Would the ACLU demand that an African-American baker make a cake with a Confederate battle flag on that said “White Supremacy Forever” for a KKK meeting?
Would corporations like Apple file amicus curiae briefs against a Jewish baker who refused to bake a cake for a neo-Nazi gathering that featured a swastika?
Would the left-wing commentariat decry as a small-minded bigot a Muslim grocer who argued he could not be compelled to make a pork roast for a potential client?
Of course not. In these cases, these groups would argue that the rights of these individuals ought to be respected, and that they ought not be forced to participate, even in a remote way, in a message or act which they found offensive, immoral, or opposed to their personal beliefs. It would not only violate their consciences, it would violate their freedom to associate guaranteed by the First, Fifth, and Fourteenth Amendments. There is clearly a double standard at work.
The defenders of the Colorado Civil Rights Commission say they simply want a neutral policy, a tolerant society that accepts all. But this is precisely not what they want. No one truly “tolerates” all, apart from genuine anarchists. Everyone finds something intolerable, and demands that the intolerable be shunned by society, either by social mores or through force of law. The common claim that “We can’t legislate morality” is absurd. If morality defines what is good and evil, what is acceptable and unacceptable, then every act of legislation is nothing but an act of legislating morality. Prohibition was an act of “legislating morality,” but so was abolishing prohibition. No society allows that which it deems grossly immoral. Thus any society’s corpus of laws embodies its moral code.

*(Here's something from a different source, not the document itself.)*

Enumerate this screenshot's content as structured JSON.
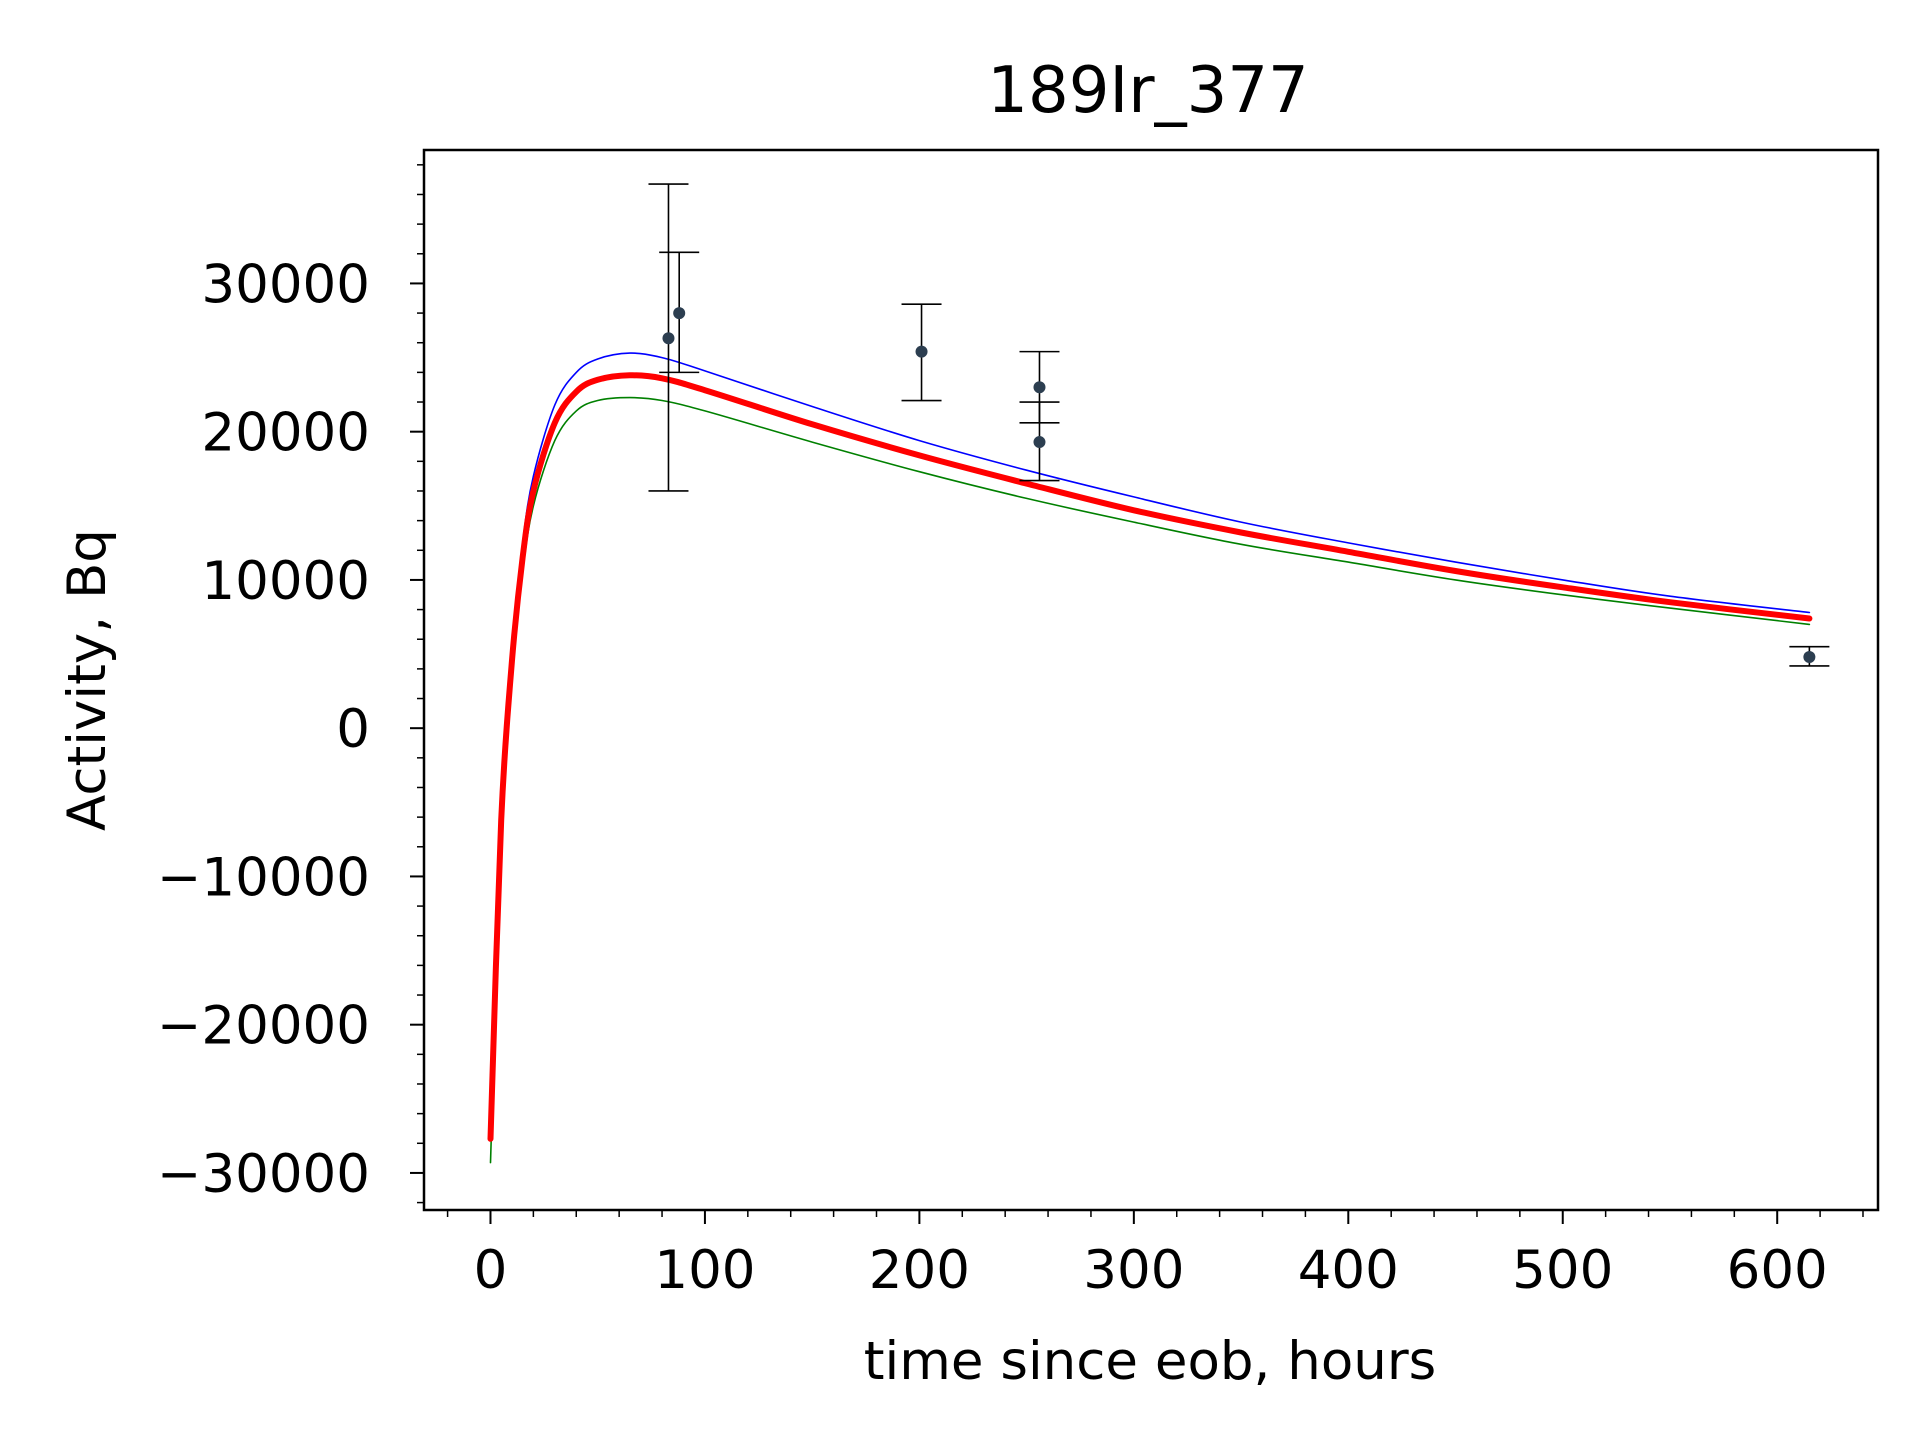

Our nation’s mores have been changing in the last few decades, tending in the general direction of what its proponents call “tolerance” and “openness.” We are told that we ought to allow controversial practices, such as abortion, euthanasia, or same-sex “marriage,” and that if we oppose them, we are free to not participate in them (e.g. the tired “Don’t like abortion? Don’t have one” slogan). Yet this tolerance and openness is not offered to those who oppose such practices, and increasingly we find the rights of the opposition are being restricted by the very same parties who called for no restrictions. The forces of tolerance do not want freedom for all. They want same-sex couples to marry but Christian bakers to go bankrupt. They want free contraception for all, whether they want it or not, and would force nuns to pay for a practice they find immoral. This is tolerance? This is openness? Using the force of law to compel speech and action?
No, it is not. It is tyranny. It is the dictatorship of relativism of which Pope Emeritus Benedict XVI warned a dozen years ago. And the inherent contradiction is the most maddening thing of all: that there is nothing more restrictive, more repressive, more domineering than the so-called “forces of freedom.” They do not wish to have a society that does not “legislate morality,” but to enforce a new morality, a new orthodoxy. At least they should have the intellectual honesty to say so.